Homemade jam business

Do you have a great idea for a new product? Perhaps your homemade apple jam is famous among your friends and family and you've been thinking about turning your hobby into a business. Or perhaps you would like to start a nanny cooperative but aren't sure that there's enough demand in your area to make the project worth your time and effort. Or maybe you work in local government and have been tasked with overseeing the development of a new park, but aren't sure how to begin your research.

In all of these cases, you would benefit from performing a feasibility study. Put simply, a feasibility study is a process during which you test an idea's viability: will it work? Although the specific questions you will have to address will vary depending upon the nature of your project or idea, there are some basic steps that apply to all feasibility studies. Read on to learn about the basic steps.

Deciding if you Need to Do a Feasibility Study

Conduct a Preliminary Analysis

It sounds strange to say that you need to a pre-feasibility study in order to know if you need to do a feasibility study, but it's true! A little bit or early research will help you determine if you need to proceed with a full-blown investigation. We'll explain more in the following steps.

Consider Your Options

Completing a thorough feasibility study is a time-consuming and sometimes expensive process.
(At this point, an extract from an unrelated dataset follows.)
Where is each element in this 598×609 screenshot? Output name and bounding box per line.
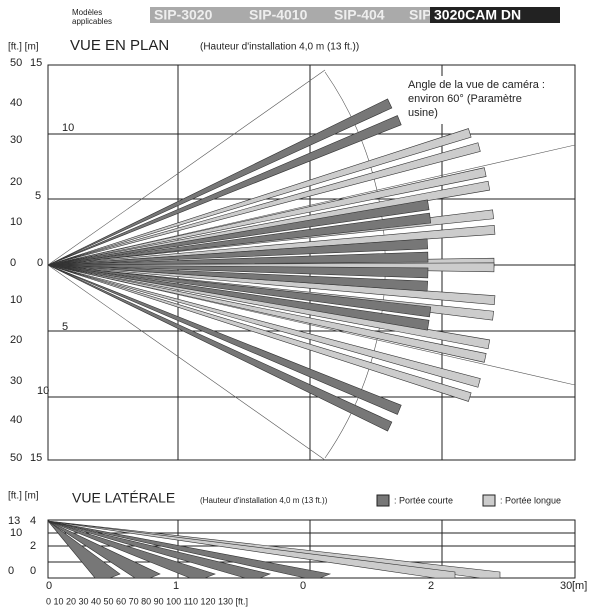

Thus, you want to try to save your time and money for investigating only the most promising of your ideas. If you're thinking about turning your jam-making into a business, for example, you should carefully identify other possible alternatives to this venture before you decide to jump full steam into a feasibility study. For example, have you considered simply selling your apples at the market?

Assess the Demand for Your Idea

Your friends and relatives may all rave about the jam that you make and give as gifts, but as much as they like your product, it may be the case that consumers in general aren't willing regularly spend extra for an organic, homemade product.

Before you decide to invest the time and money into a complete feasibility study, you need to realistically assess whether or not there is a need or demand for your idea. If there is, then you can proceed to study the idea in more depth. If not, then you can move on to your next idea.

If you're hoping to sell locally, visit grocers and survey their shelves: if they have a paltry or non-existent display of homemade or organic jams, this could mean that there is no demand for the product. Similarly, if no or very few vendors at the farmer's market offer jam products, it could be because buyers aren't interested.

If you're hoping to sell online, you can do a key word search for your product and pay attention to the initial results: if it seems like a lot of people are doing brisk business, it's possible that there's demand for your product. You'll later have to determine if you will be able to compete.